Haklı olmasına rağmen katledilen Habil, ve ateşe atılan İbram (as) Ve ayı ikiye bölerek reddedilemez delil sunan ve buna rağmen reddedilen Muhammed Mustafa (sav) nın haklı davasının her planda ki savunucusu yerine göre karşı harekattan çekinmeyen ve nerde olduğunu bildiğim ve bilmediğim muhataplara.
Şüphesiz ki elan yaşanılan durum artık haklı olmanın tek başına bir işe yaramadığını ayan beyan ve Aşikarane-i Kübra derecesinde isbat etmiştir. Allah cc Kur’an-ı Kerim’i indirmiş eşya ve hadiselere nasıl uygulanacağı noktasında ise Mizanı yani sünneti seniyye yi indirmiş. Ve Hadis-i Şerif’leri de kitabı ile beraber muhafaza etmiştir.Ardından demiri indirmiştir. Toplumlar ve adalet üç sac ayağı üç nokta üzerine inşa olabilir. Kitab mizan ve demir üzerine. Bu üçünden biri eksik olduğunda temelde ne şeriat ne ahlak ne tasavvuf hiçbirşey kalmayacaktır. Yaşanan pratik hayatta ise asla kargaşa ve huzursuzluk ve kavgalar bitmeyecektir.
Mizan ile desteklenmeyen bir Kitab’ın anlaşılması ve toplum adalet ve asayiş düzenleyicileri tarafından idrak ve de tatbik edilmesi imkan ve ihtimal dahilinde değildir. Demir ile de desteklenmeyen bir kitap ve mizanın ise eşya ve hadiselere tatbik edilmesi asla ve kat a mümkün değildir. Ve elan yaşadığımız bütün sıkıntıların menba ı ise tam olarak ta budur. Yalnız kitap ve mizanın pratiğe yansıtılması noktasında ise daha gayri müslimlere değil Müslimler’e gelir gelmez Müslümanın nefsi asla kabul etmeyecektir. Demir ile desteklenmediği için itibar edilmeyecek ve özelde İslam toplumunu genelde ise dünyayı asla dizayn edemeyecektir. Tamda bu noktada Kitap ve Mizanın demir ile desteklenmesi gerekliliği ve kaçınılmazlığı ayan ve evvelde zaten beyandır.
Kitap, Mizan ve demir ayrılmazlığının isbatını bir hadise üzerinden tasvir ile edecek olursak: farz ı misal bir şahıs tüm toplum vicdanını yaralayacak bir suç işlemiş olsa ve mahkeme kurulsa.
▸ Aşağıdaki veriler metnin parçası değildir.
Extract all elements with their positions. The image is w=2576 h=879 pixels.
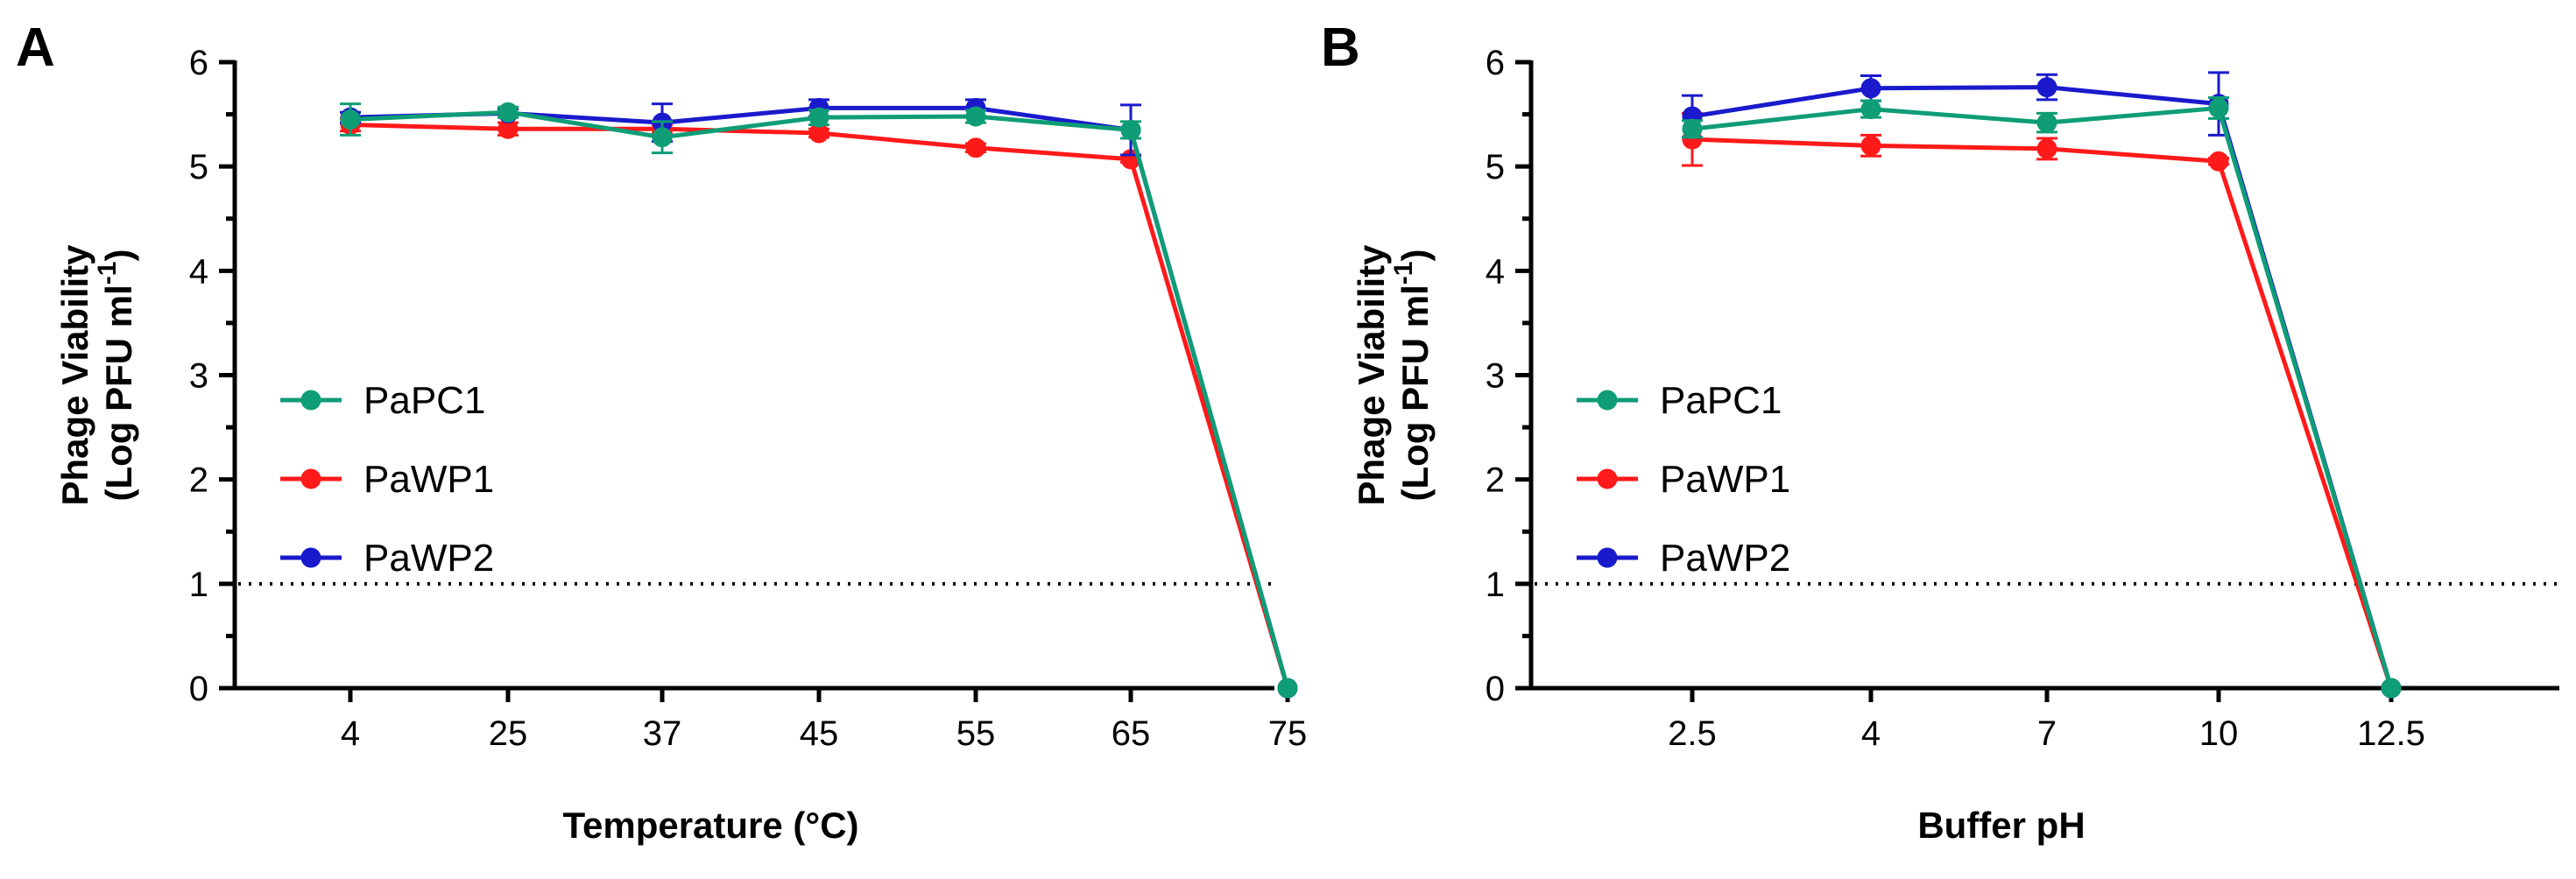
legend-item-pawp2: PaWP2 bbox=[280, 537, 494, 580]
y-tick-label: 6 bbox=[189, 44, 208, 82]
legend-marker-pawp1 bbox=[1597, 468, 1618, 489]
data-point-papc1 bbox=[498, 102, 519, 123]
series-line-pawp1 bbox=[1691, 137, 2394, 689]
y-axis-title-line1: Phage Viability bbox=[1351, 244, 1392, 506]
y-tick-label: 5 bbox=[189, 148, 208, 186]
legend-marker-papc1 bbox=[300, 390, 321, 411]
y-tick-label: 1 bbox=[189, 566, 208, 604]
x-axis-title: Buffer pH bbox=[1917, 805, 2085, 846]
data-point-pawp2 bbox=[1860, 78, 1881, 99]
x-tick-label: 37 bbox=[643, 714, 682, 753]
x-tick-label: 75 bbox=[1268, 714, 1308, 753]
x-tick-label: 45 bbox=[800, 714, 839, 753]
y-axis-title: Phage Viability(Log PFU ml-1) bbox=[1351, 244, 1436, 506]
legend-item-pawp1: PaWP1 bbox=[1577, 458, 1790, 501]
y-tick-label: 0 bbox=[189, 670, 208, 708]
legend-marker-pawp2 bbox=[1597, 547, 1618, 568]
y-tick-label: 4 bbox=[189, 252, 208, 291]
x-tick-label: 10 bbox=[2199, 714, 2239, 753]
legend-label-pawp2: PaWP2 bbox=[363, 537, 494, 580]
x-tick-label: 12.5 bbox=[2357, 714, 2425, 753]
series-line-papc1 bbox=[1691, 105, 2394, 689]
y-axis-title-line2-end: ) bbox=[1394, 250, 1436, 262]
panel-label: B bbox=[1321, 18, 1360, 78]
data-point-papc1 bbox=[1277, 678, 1298, 699]
x-tick-label: 25 bbox=[489, 714, 528, 753]
series-papc1 bbox=[1682, 96, 2402, 699]
data-point-pawp1 bbox=[2208, 151, 2229, 172]
x-tick-label: 7 bbox=[2037, 714, 2057, 753]
y-axis-title-line2: (Log PFU ml bbox=[1394, 285, 1436, 501]
y-tick-label: 3 bbox=[1486, 357, 1505, 396]
legend-label-pawp1: PaWP1 bbox=[1660, 458, 1790, 501]
legend-item-papc1: PaPC1 bbox=[1577, 379, 1782, 422]
y-tick-label: 2 bbox=[189, 461, 208, 500]
x-tick-label: 4 bbox=[1861, 714, 1881, 753]
legend-item-papc1: PaPC1 bbox=[280, 379, 485, 422]
chart-panel-b: B 0 1 2 3 4 5 6 2.5 4 7 10 12.5 Buffer pH Phage Viabil… bbox=[1321, 18, 2559, 846]
data-point-papc1 bbox=[1860, 99, 1881, 120]
data-point-papc1 bbox=[1682, 118, 1703, 139]
data-point-papc1 bbox=[2208, 97, 2229, 118]
y-axis-title: Phage Viability(Log PFU ml-1) bbox=[54, 244, 139, 506]
y-tick-label: 6 bbox=[1486, 44, 1505, 82]
y-tick-label: 2 bbox=[1486, 461, 1505, 500]
data-point-pawp2 bbox=[2036, 77, 2057, 98]
data-point-pawp1 bbox=[2036, 138, 2057, 159]
legend-marker-pawp2 bbox=[300, 547, 321, 568]
series-papc1 bbox=[340, 102, 1298, 699]
x-axis-title: Temperature (°C) bbox=[562, 805, 858, 846]
data-point-pawp1 bbox=[1860, 135, 1881, 156]
y-tick-label: 5 bbox=[1486, 148, 1505, 186]
legend-label-papc1: PaPC1 bbox=[1660, 379, 1782, 422]
series-line-pawp1 bbox=[349, 123, 1290, 689]
data-point-papc1 bbox=[1120, 119, 1141, 140]
x-tick-label: 55 bbox=[956, 714, 996, 753]
x-tick-label: 2.5 bbox=[1668, 714, 1717, 753]
y-axis-title-superscript: -1 bbox=[1389, 262, 1418, 285]
y-tick-label: 3 bbox=[189, 357, 208, 396]
data-point-papc1 bbox=[652, 127, 673, 148]
data-point-papc1 bbox=[808, 107, 829, 128]
series-line-papc1 bbox=[349, 109, 1290, 689]
y-tick-label: 1 bbox=[1486, 566, 1505, 604]
data-point-pawp1 bbox=[498, 118, 519, 139]
data-point-papc1 bbox=[2036, 112, 2057, 133]
data-point-papc1 bbox=[2381, 678, 2402, 699]
y-axis-title-line2-end: ) bbox=[98, 250, 139, 262]
data-point-pawp1 bbox=[965, 137, 986, 158]
y-axis-title-line2: (Log PFU ml bbox=[98, 285, 139, 501]
series-line-pawp2 bbox=[1691, 85, 2394, 689]
series-pawp1 bbox=[1682, 111, 2402, 699]
x-tick-label: 65 bbox=[1112, 714, 1151, 753]
panel-label: A bbox=[16, 18, 55, 78]
legend-marker-pawp1 bbox=[300, 468, 321, 489]
data-point-pawp1 bbox=[808, 123, 829, 144]
y-tick-label: 4 bbox=[1486, 252, 1505, 291]
data-point-papc1 bbox=[340, 109, 361, 130]
legend-label-papc1: PaPC1 bbox=[363, 379, 485, 422]
legend-label-pawp1: PaWP1 bbox=[363, 458, 494, 501]
y-axis-title-superscript: -1 bbox=[93, 262, 122, 285]
legend-marker-papc1 bbox=[1597, 390, 1618, 411]
y-tick-label: 0 bbox=[1486, 670, 1505, 708]
legend-item-pawp1: PaWP1 bbox=[280, 458, 494, 501]
legend-label-pawp2: PaWP2 bbox=[1660, 537, 1790, 580]
y-axis-title-line1: Phage Viability bbox=[54, 244, 95, 506]
legend-item-pawp2: PaWP2 bbox=[1577, 537, 1790, 580]
data-point-papc1 bbox=[965, 106, 986, 127]
x-tick-label: 4 bbox=[341, 714, 360, 753]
Adalet tatbik ediciler hakim ve suçlunun iki tarafında da asker olsa. Hakim kitap ve mizanın gereği üzerine suçluya idam cezası verse. Ne olur? Eğer suçlu fiziken güçlü ise o hakimi de yanında ki o askeride etkisiz hale getirecek ve hüküm tatbik edilemeyecek ve muteber olamayacaktır. Bu hadise de demir yok. Kitap, Mizan ve bunların gereği hüküm ve hükmü açıklayan hakim sonuç ise hüsrandır. Fakat misale demiri dahil ettiğimizde yani o askerlerin omzuna demiri astığımızda. İşte o vakit hükme boyun eğilecek ve o vakit toplum huzur bulabilecektir. Ve işte o vakit zulüm duracaktır. Zulmü durdurma metodları içinde Kitap, Mizan ve demir yoksa işte o metotları konuşanlar ve yazanlar art niyetli ve konuşmaları ile mazlumların sesinin duyulmasını engelleyen şeytanın birer borazanıdırlar. Vesselam.